We played Russian Roulette with a revolving Nerf gun. If you shot yourself in the face, you had to drink.
i never thought it was possible to fit gay, redneck and asian into the same sentence before i met you.
and this wasn't even the first one i'd hooked up with
When I came home you were using a glowstick to eat peanut butter from the jar.
found my necklace. it was safe with all 6 boxes of peeps that i bought that night.
Restaurants Roasting People Who Gave Them Negative Yelp Reviews (25 Pics)
can you blow me for old times sake
only for old times sake
Do Not. I repeat. DO NOT DRINK WHISKEY TO COPE. You will end up in jail. LEARN FROM THE PRO
Dear America, sometimes I miss your Everclear and its consequences.

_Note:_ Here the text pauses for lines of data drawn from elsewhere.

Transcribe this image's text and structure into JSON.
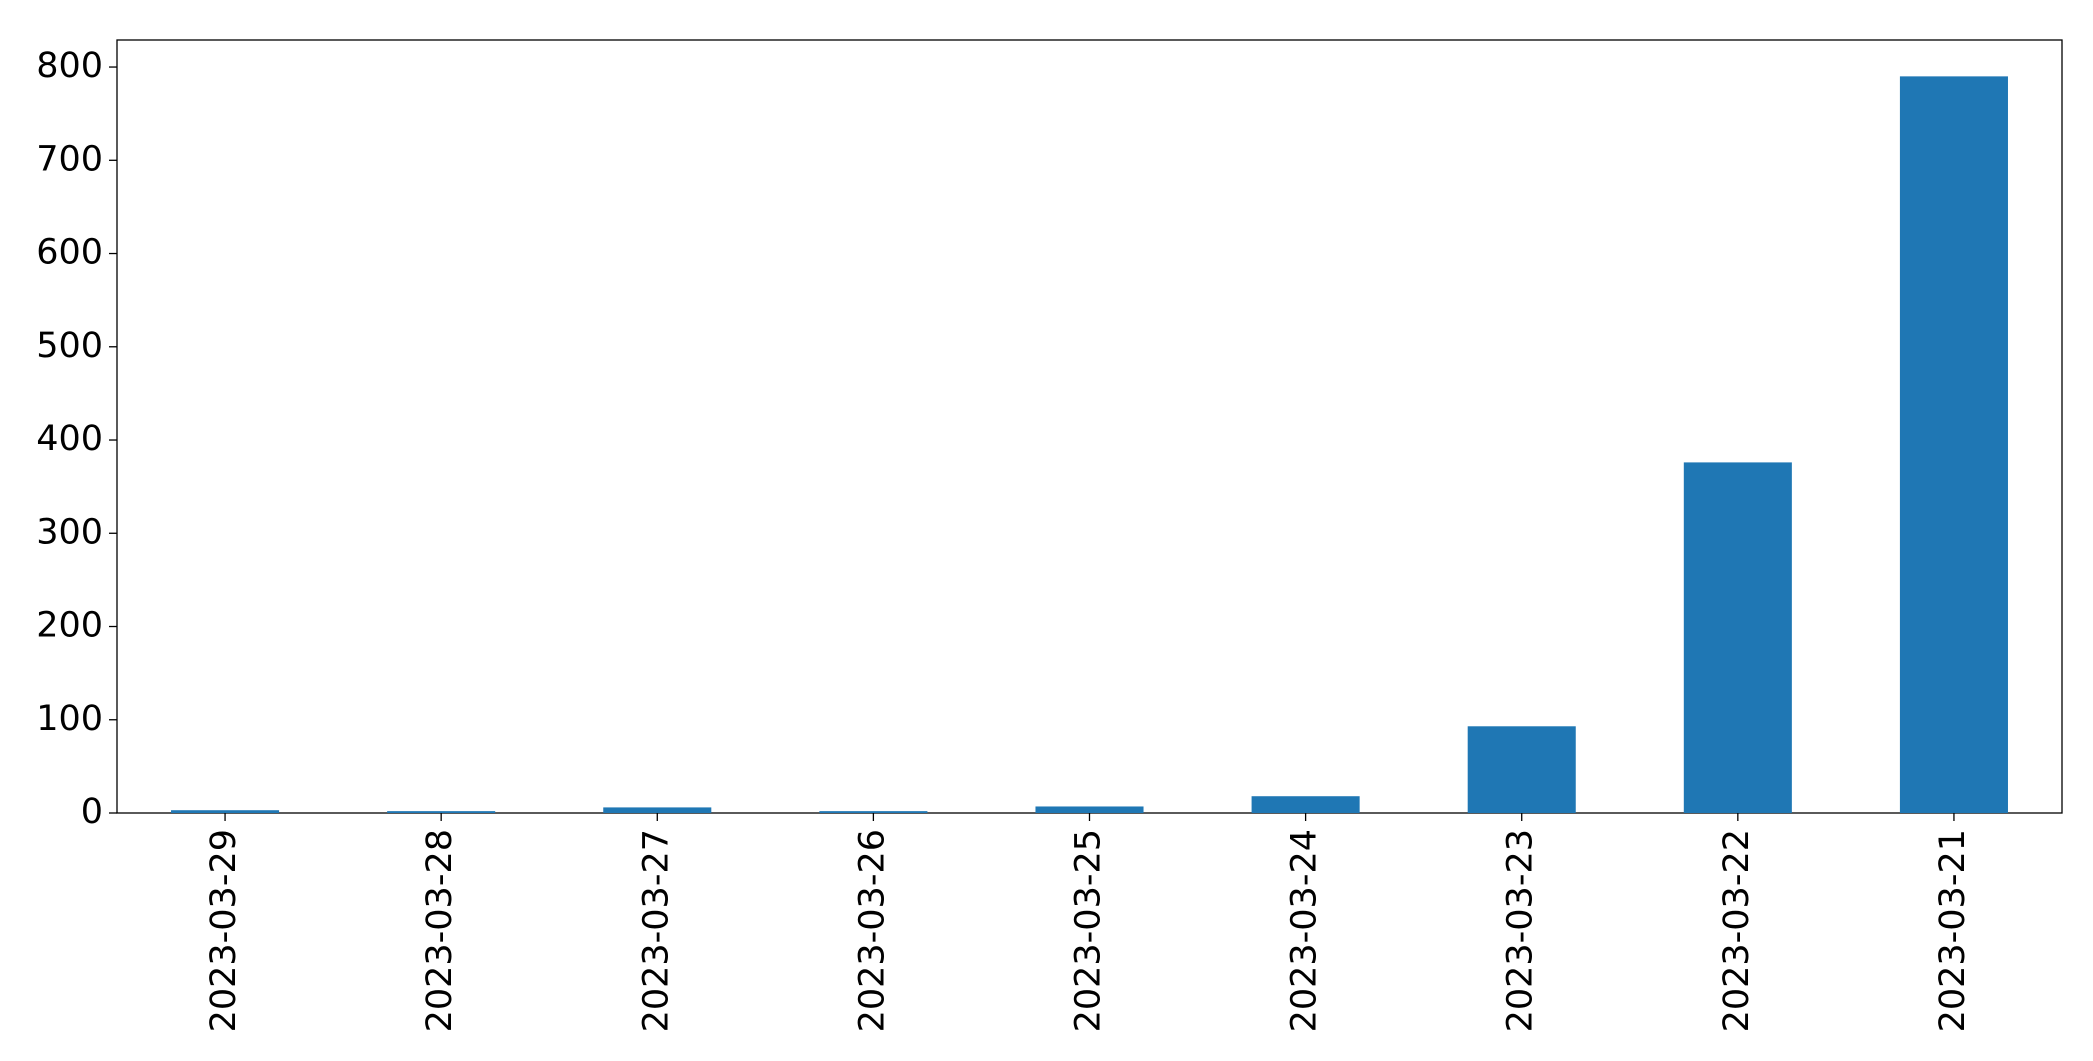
{
  "chart_data": {
    "type": "bar",
    "categories": [
      "2023-03-29",
      "2023-03-28",
      "2023-03-27",
      "2023-03-26",
      "2023-03-25",
      "2023-03-24",
      "2023-03-23",
      "2023-03-22",
      "2023-03-21"
    ],
    "values": [
      3,
      2,
      6,
      2,
      7,
      18,
      93,
      376,
      790
    ],
    "color": "#1f77b4",
    "ylim": [
      0,
      829
    ],
    "yticks": [
      0,
      100,
      200,
      300,
      400,
      500,
      600,
      700,
      800
    ],
    "grid": false
  }
}
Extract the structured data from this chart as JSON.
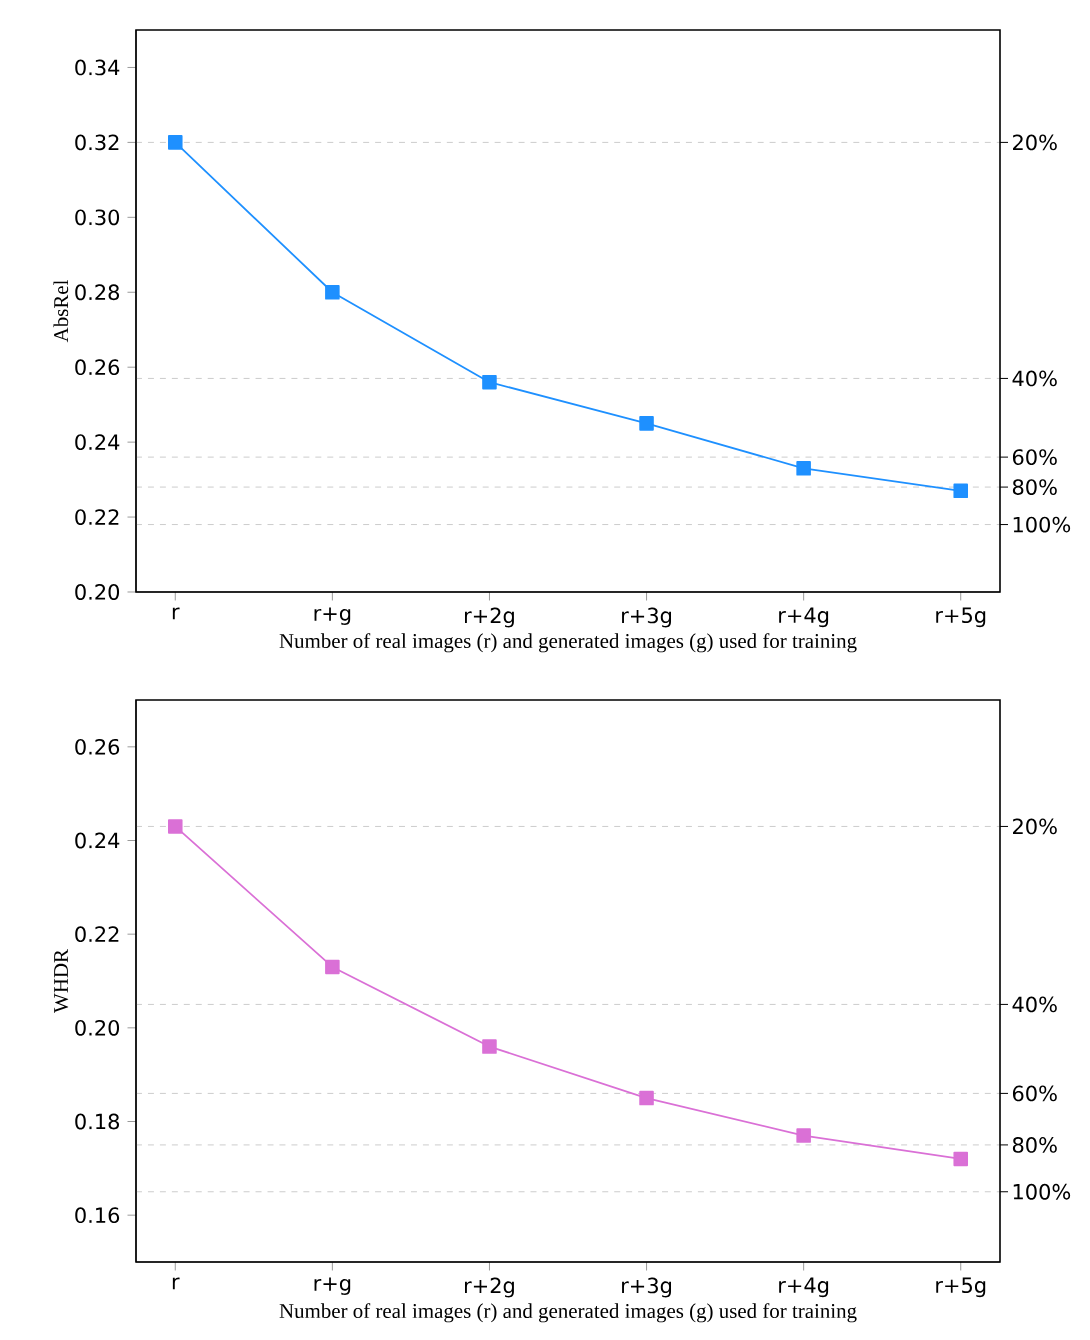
{
  "chart_data": [
    {
      "type": "line",
      "ylabel": "AbsRel",
      "xlabel": "Number of real images (r) and generated images (g) used for training",
      "categories": [
        "r",
        "r+g",
        "r+2g",
        "r+3g",
        "r+4g",
        "r+5g"
      ],
      "series": [
        {
          "color": "#1e90ff",
          "values": [
            0.32,
            0.28,
            0.256,
            0.245,
            0.233,
            0.227
          ]
        }
      ],
      "marker": "square",
      "line_style": "solid",
      "ylim": [
        0.2,
        0.35
      ],
      "yticks": [
        {
          "value": 0.2,
          "label": "0.20"
        },
        {
          "value": 0.22,
          "label": "0.22"
        },
        {
          "value": 0.24,
          "label": "0.24"
        },
        {
          "value": 0.26,
          "label": "0.26"
        },
        {
          "value": 0.28,
          "label": "0.28"
        },
        {
          "value": 0.3,
          "label": "0.30"
        },
        {
          "value": 0.32,
          "label": "0.32"
        },
        {
          "value": 0.34,
          "label": "0.34"
        }
      ],
      "ref_lines": [
        {
          "axis": "y",
          "value": 0.32,
          "line_style": "dashed",
          "color": "#cccccc"
        },
        {
          "axis": "y",
          "value": 0.257,
          "line_style": "dashed",
          "color": "#cccccc"
        },
        {
          "axis": "y",
          "value": 0.236,
          "line_style": "dashed",
          "color": "#cccccc"
        },
        {
          "axis": "y",
          "value": 0.228,
          "line_style": "dashed",
          "color": "#cccccc"
        },
        {
          "axis": "y",
          "value": 0.218,
          "line_style": "dashed",
          "color": "#cccccc"
        }
      ],
      "annotations": [
        "20%",
        "40%",
        "60%",
        "80%",
        "100%"
      ]
    },
    {
      "type": "line",
      "ylabel": "WHDR",
      "xlabel": "Number of real images (r) and generated images (g) used for training",
      "categories": [
        "r",
        "r+g",
        "r+2g",
        "r+3g",
        "r+4g",
        "r+5g"
      ],
      "series": [
        {
          "color": "#da70d6",
          "values": [
            0.243,
            0.213,
            0.196,
            0.185,
            0.177,
            0.172
          ]
        }
      ],
      "marker": "square",
      "line_style": "solid",
      "ylim": [
        0.15,
        0.27
      ],
      "yticks": [
        {
          "value": 0.16,
          "label": "0.16"
        },
        {
          "value": 0.18,
          "label": "0.18"
        },
        {
          "value": 0.2,
          "label": "0.20"
        },
        {
          "value": 0.22,
          "label": "0.22"
        },
        {
          "value": 0.24,
          "label": "0.24"
        },
        {
          "value": 0.26,
          "label": "0.26"
        }
      ],
      "ref_lines": [
        {
          "axis": "y",
          "value": 0.243,
          "line_style": "dashed",
          "color": "#cccccc"
        },
        {
          "axis": "y",
          "value": 0.205,
          "line_style": "dashed",
          "color": "#cccccc"
        },
        {
          "axis": "y",
          "value": 0.186,
          "line_style": "dashed",
          "color": "#cccccc"
        },
        {
          "axis": "y",
          "value": 0.175,
          "line_style": "dashed",
          "color": "#cccccc"
        },
        {
          "axis": "y",
          "value": 0.165,
          "line_style": "dashed",
          "color": "#cccccc"
        }
      ],
      "annotations": [
        "20%",
        "40%",
        "60%",
        "80%",
        "100%"
      ]
    }
  ]
}
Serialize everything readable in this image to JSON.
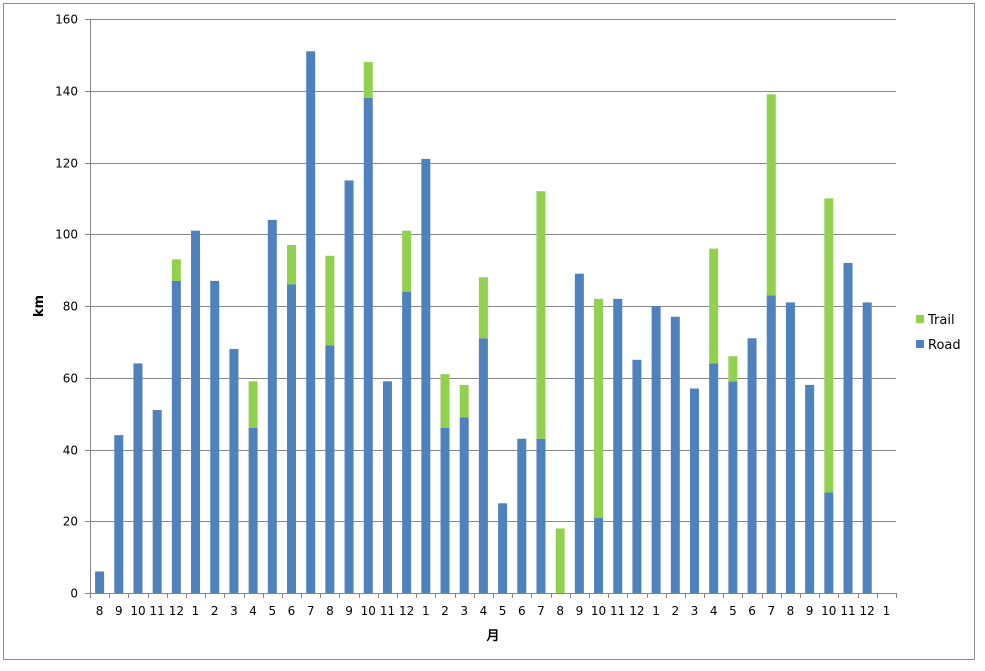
{
  "chart_data": {
    "type": "bar",
    "stacked": true,
    "xlabel": "月",
    "ylabel": "km",
    "ylim": [
      0,
      160
    ],
    "yticks": [
      0,
      20,
      40,
      60,
      80,
      100,
      120,
      140,
      160
    ],
    "grid": true,
    "legend_position": "right",
    "categories": [
      "8",
      "9",
      "10",
      "11",
      "12",
      "1",
      "2",
      "3",
      "4",
      "5",
      "6",
      "7",
      "8",
      "9",
      "10",
      "11",
      "12",
      "1",
      "2",
      "3",
      "4",
      "5",
      "6",
      "7",
      "8",
      "9",
      "10",
      "11",
      "12",
      "1",
      "2",
      "3",
      "4",
      "5",
      "6",
      "7",
      "8",
      "9",
      "10",
      "11",
      "12",
      "1"
    ],
    "series": [
      {
        "name": "Road",
        "color": "#4f81bd",
        "values": [
          6,
          44,
          64,
          51,
          87,
          101,
          87,
          68,
          46,
          104,
          86,
          151,
          69,
          115,
          138,
          59,
          84,
          121,
          46,
          49,
          71,
          25,
          43,
          43,
          0,
          89,
          21,
          82,
          65,
          80,
          77,
          57,
          64,
          59,
          71,
          83,
          81,
          58,
          28,
          92,
          81,
          0
        ]
      },
      {
        "name": "Trail",
        "color": "#92d050",
        "values": [
          0,
          0,
          0,
          0,
          6,
          0,
          0,
          0,
          13,
          0,
          11,
          0,
          25,
          0,
          10,
          0,
          17,
          0,
          15,
          9,
          17,
          0,
          0,
          69,
          18,
          0,
          61,
          0,
          0,
          0,
          0,
          0,
          32,
          7,
          0,
          56,
          0,
          0,
          82,
          0,
          0,
          0
        ]
      }
    ]
  }
}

Look. If you're going to be my girlfriend you need to be down with me licking BBQ off your face infront of kids.
As yoda would say; A bitch, she is.
Woman Posts Harassing DMs From Creep Online, Now He’s Upset Because People Told His Mom
Sorry I told all the other bridesmaids you were an asshole. I had had a few drinks and it's how I felt at the time.
Why do pants feel so unnatural once you enter your own house
Was it your intent last night to burn the house down? With a waffle..
I saw some guy masturbating in the Burger King parking lot and I’m just fucking done
whole 5th of capt = waking up in the shower after 2 hours and the whole house asking why i'm STILL in a towel. and me having nothing to say
Can we throw a "death to my 20s" party when I turn 30?